I am terrible at keeping in touch. I can jump up and down stairs on a pogo stick, but despite every tool at my fingertips - cell phone, e-mail, Skype and even stamps and envelopes if I feel like going retro - I often struggle to maintain constant contact with my friends located far from Philadelphia.
It's something that I hate admitting. I love my friends, I like writing and just like you, I spend way too much time on Gmail: why do I lose touch when there are so many available methods of communication, all of which are so easy?
And I know I'm not the only one; after all, communication ultimately has to be mutual. But that doesn't make it less embarrassing. All legitimate excuses - expense, effort - have diminished with the demise of snail-mail.
While I could attribute a thousand different reasons to this trend, for me it mostly boils down to self-interest - the only thing, perhaps, more difficult to swallow than admitting that it's difficult to keep in touch in the first place.
We're 20-somethings with classes to ace, extracurriculars to lead, futures to plan and resumes to pad. I know I'm not the only one to whom an hour-long, and even more long-due, phone conversation actually seems indulgent. Shouldn't that time be focused on something more. productive?
Enter irony. The event that precipitates the separation of so many friends - graduation - is the same event that motivates (at least in part) those left behind to be so self-focused. Because whether we like it or not, we too have to graduate one day. and if you're the child of my parents, in four years OR ELSE.

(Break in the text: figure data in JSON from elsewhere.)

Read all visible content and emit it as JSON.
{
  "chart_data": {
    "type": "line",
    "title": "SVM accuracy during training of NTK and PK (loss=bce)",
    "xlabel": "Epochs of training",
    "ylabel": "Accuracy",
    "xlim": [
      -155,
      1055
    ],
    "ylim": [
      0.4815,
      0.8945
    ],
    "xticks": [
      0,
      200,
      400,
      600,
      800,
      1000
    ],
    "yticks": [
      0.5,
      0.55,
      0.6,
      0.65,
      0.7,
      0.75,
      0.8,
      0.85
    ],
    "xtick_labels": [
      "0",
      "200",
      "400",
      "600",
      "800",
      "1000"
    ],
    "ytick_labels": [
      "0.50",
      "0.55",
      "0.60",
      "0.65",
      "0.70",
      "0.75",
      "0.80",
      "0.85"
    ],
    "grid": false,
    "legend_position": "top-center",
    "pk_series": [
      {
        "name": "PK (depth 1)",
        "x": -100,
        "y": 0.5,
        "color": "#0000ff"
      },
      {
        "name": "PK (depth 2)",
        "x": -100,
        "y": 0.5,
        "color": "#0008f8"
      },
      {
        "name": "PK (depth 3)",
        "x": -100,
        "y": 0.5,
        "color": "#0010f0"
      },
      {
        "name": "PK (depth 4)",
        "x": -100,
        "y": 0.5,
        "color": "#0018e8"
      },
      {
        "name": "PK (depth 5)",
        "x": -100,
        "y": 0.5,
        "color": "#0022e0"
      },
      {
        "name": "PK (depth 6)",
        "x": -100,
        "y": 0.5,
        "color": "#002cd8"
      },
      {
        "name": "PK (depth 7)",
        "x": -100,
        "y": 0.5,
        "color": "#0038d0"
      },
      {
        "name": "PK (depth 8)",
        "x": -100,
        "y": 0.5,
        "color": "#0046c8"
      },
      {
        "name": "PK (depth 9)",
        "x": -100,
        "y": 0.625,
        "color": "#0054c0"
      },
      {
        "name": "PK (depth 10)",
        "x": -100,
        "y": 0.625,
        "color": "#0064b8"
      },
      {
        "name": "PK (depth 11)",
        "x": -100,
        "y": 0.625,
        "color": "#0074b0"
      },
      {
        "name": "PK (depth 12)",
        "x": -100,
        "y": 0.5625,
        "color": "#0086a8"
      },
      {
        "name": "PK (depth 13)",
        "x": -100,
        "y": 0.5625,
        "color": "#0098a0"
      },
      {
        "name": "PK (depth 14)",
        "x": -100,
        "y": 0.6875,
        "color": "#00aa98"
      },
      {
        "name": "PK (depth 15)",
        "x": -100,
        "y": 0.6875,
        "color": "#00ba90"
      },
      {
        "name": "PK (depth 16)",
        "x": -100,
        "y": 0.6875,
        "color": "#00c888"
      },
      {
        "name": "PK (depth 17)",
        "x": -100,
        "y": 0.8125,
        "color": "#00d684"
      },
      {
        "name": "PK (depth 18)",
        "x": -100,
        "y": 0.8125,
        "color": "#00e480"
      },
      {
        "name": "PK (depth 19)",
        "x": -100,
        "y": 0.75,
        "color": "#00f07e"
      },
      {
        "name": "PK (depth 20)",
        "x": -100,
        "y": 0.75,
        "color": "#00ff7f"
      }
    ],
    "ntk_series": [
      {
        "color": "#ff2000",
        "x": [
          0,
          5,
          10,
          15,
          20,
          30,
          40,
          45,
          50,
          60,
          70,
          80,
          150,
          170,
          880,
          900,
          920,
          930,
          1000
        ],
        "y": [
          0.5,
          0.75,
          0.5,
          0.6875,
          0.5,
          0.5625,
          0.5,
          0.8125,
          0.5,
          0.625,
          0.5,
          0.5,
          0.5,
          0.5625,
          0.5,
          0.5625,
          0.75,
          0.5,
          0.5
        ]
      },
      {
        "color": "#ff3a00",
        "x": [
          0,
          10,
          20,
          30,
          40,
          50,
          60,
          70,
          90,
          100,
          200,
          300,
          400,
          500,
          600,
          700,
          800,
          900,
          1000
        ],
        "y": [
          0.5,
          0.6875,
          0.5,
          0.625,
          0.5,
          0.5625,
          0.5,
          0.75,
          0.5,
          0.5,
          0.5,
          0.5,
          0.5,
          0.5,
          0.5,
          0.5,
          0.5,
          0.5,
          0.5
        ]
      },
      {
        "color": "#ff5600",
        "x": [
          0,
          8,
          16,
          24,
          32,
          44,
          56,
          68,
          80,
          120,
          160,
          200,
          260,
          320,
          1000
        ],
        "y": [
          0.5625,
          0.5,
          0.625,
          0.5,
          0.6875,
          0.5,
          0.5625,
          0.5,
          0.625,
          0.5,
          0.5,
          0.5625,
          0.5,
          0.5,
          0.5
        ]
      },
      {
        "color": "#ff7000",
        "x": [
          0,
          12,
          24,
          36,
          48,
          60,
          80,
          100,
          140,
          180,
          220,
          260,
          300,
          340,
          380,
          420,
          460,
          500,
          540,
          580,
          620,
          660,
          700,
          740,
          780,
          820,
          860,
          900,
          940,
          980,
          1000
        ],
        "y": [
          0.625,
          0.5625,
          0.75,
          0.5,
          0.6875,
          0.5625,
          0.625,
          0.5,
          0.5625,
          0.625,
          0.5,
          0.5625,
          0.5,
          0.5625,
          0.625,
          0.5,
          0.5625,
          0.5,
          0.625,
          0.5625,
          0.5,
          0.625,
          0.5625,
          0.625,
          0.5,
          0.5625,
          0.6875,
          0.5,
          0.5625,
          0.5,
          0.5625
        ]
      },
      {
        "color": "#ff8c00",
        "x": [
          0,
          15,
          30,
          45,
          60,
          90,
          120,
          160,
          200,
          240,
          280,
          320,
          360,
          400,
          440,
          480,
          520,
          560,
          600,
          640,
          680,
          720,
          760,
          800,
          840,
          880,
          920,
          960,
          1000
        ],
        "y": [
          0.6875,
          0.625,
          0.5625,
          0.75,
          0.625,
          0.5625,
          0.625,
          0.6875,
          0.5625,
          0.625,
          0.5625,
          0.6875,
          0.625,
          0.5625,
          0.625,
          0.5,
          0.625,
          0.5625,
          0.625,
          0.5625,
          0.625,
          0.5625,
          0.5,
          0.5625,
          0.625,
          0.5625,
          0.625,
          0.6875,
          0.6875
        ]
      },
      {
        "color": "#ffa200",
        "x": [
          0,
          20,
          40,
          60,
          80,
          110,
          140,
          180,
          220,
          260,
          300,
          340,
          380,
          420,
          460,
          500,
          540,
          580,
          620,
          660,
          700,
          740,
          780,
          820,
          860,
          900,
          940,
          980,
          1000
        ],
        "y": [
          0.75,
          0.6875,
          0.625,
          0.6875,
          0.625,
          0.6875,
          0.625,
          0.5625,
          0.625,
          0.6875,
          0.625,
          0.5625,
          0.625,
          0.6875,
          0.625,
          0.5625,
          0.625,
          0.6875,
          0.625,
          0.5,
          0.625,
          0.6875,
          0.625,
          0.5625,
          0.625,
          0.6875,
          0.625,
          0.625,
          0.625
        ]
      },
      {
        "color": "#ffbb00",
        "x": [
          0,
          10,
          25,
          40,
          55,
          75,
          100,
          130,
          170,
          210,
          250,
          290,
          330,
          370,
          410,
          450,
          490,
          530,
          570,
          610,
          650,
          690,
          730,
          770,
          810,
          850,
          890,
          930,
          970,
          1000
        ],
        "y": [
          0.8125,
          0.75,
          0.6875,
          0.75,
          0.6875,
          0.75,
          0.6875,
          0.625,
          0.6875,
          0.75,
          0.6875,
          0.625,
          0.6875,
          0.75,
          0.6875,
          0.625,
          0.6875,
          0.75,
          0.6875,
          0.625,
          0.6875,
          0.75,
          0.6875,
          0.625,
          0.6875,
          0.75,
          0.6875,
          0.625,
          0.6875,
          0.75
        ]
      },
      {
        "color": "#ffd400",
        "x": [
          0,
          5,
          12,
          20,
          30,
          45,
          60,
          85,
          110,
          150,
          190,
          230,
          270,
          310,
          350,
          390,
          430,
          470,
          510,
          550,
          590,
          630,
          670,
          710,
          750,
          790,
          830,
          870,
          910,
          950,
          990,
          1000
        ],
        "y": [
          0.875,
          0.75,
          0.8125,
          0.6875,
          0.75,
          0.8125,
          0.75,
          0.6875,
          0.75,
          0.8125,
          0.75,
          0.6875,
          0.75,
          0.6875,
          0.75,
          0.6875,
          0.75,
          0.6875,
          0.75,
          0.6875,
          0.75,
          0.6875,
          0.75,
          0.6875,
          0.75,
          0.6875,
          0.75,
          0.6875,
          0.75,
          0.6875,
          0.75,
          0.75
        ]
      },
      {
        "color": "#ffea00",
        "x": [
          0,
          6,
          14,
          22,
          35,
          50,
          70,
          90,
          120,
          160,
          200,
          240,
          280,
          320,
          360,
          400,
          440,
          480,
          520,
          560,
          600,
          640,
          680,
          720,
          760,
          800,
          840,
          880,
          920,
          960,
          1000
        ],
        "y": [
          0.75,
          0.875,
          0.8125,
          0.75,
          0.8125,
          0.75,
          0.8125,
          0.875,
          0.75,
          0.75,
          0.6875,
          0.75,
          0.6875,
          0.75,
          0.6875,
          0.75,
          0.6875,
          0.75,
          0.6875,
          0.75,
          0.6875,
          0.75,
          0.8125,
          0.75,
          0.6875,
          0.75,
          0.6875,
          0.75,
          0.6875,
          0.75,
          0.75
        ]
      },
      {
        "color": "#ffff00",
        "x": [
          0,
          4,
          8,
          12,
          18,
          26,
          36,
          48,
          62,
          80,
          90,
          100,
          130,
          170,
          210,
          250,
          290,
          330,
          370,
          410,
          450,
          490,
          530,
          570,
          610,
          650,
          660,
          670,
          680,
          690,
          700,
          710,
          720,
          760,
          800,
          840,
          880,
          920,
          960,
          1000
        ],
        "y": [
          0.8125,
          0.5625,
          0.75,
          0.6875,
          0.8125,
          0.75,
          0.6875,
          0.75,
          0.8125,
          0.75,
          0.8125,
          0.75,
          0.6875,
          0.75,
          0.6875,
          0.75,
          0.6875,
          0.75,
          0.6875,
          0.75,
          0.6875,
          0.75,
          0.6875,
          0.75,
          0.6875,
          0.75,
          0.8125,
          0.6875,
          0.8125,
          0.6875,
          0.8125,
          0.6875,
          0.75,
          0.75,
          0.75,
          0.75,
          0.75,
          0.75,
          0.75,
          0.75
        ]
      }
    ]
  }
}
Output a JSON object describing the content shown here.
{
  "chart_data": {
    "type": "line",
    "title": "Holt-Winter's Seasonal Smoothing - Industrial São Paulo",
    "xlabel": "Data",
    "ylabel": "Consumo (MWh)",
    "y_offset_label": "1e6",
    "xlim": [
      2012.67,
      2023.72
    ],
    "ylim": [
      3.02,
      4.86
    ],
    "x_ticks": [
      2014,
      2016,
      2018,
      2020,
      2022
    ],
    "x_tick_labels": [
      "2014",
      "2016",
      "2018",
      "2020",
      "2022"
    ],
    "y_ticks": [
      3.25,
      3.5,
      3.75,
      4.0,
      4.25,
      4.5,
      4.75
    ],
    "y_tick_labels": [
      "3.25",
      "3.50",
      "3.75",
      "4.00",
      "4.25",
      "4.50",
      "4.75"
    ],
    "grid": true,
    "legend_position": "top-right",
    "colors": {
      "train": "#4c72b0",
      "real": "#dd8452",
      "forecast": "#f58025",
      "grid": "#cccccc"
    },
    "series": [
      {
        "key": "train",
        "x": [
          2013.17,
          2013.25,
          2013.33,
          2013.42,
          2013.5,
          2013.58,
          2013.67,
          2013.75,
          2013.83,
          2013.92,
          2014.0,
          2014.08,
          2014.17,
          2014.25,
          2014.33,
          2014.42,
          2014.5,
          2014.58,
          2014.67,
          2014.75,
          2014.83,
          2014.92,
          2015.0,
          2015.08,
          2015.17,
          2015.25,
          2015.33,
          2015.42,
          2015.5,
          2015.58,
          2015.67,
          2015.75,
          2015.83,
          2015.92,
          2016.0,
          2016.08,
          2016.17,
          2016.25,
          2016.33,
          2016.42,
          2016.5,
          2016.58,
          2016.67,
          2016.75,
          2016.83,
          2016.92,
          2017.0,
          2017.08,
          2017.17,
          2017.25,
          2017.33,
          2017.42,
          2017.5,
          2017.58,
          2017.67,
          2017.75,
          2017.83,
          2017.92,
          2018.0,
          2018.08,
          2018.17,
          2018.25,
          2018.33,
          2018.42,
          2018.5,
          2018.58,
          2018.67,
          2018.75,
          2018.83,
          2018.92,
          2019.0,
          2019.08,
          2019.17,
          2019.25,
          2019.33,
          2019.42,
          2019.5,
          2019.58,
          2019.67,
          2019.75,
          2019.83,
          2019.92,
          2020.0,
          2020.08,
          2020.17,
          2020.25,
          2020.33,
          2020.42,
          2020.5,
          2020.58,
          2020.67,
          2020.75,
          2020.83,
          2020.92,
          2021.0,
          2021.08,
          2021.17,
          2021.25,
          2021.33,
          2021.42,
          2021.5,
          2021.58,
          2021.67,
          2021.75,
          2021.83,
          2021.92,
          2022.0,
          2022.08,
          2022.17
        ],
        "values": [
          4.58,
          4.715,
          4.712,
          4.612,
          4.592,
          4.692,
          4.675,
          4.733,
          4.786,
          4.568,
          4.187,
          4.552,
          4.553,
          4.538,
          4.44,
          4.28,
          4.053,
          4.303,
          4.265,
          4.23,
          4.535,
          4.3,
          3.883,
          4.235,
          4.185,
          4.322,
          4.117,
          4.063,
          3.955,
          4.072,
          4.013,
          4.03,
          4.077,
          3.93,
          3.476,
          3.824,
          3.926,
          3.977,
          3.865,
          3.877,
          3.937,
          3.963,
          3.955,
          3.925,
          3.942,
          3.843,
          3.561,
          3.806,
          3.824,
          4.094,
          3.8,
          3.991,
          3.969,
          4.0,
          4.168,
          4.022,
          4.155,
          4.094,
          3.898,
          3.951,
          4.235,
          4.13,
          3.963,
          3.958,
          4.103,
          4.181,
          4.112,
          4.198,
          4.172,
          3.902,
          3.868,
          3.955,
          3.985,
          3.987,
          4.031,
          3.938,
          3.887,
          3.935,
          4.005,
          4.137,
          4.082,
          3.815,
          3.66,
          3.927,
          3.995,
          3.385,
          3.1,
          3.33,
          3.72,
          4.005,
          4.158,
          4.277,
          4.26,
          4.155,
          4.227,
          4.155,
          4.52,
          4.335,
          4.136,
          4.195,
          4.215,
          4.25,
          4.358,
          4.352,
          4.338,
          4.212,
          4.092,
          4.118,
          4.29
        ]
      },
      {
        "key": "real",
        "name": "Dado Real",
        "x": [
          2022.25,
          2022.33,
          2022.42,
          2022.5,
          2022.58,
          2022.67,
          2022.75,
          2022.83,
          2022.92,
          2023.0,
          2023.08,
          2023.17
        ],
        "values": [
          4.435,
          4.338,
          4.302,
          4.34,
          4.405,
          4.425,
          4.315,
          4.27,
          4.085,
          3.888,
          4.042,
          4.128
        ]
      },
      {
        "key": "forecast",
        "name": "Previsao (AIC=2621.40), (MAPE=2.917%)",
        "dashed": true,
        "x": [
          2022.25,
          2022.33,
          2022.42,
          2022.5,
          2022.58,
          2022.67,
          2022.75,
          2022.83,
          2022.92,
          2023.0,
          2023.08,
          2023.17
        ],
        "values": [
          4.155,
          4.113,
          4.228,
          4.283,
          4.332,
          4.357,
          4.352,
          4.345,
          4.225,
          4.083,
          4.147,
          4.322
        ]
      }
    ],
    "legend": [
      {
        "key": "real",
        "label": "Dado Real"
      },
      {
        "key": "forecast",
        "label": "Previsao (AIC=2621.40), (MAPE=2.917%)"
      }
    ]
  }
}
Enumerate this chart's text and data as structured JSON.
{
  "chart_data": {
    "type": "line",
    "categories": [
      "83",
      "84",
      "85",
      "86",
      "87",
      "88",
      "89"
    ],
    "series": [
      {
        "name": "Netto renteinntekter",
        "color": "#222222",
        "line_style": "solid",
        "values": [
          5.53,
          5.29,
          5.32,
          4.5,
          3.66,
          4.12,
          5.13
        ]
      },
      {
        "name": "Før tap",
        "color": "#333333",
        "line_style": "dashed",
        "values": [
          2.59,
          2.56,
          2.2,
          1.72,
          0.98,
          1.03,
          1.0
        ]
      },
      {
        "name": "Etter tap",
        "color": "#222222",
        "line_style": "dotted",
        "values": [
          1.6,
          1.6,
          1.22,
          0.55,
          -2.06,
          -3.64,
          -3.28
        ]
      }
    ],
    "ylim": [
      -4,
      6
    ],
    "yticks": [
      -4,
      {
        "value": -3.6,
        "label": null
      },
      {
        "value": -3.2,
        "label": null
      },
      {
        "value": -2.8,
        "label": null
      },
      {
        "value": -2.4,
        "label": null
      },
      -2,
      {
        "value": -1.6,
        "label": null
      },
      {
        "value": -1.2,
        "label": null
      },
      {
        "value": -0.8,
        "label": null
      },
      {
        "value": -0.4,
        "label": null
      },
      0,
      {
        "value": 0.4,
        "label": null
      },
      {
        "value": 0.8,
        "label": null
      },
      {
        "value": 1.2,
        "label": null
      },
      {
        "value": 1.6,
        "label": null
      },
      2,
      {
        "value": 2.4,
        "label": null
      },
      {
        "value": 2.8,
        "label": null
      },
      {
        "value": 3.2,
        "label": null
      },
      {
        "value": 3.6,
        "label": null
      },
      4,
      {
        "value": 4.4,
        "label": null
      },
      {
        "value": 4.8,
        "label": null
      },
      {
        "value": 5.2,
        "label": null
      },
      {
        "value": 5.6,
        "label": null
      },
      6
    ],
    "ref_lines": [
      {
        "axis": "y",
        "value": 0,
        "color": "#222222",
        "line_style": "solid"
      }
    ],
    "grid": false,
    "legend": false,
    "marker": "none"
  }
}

But if there is one other thing I know, it is that friendships, not classes or clubs, are ultimately what you walk away with after graduation. (Well, that and your diploma.)
Maybe, then, maintaining long-distance friendships is more important to our future, to graduation and beyond, than we might think. Let's not lose sight of what really matters. And to my friends gradu(08)ing: I promise to do better. I will really miss you!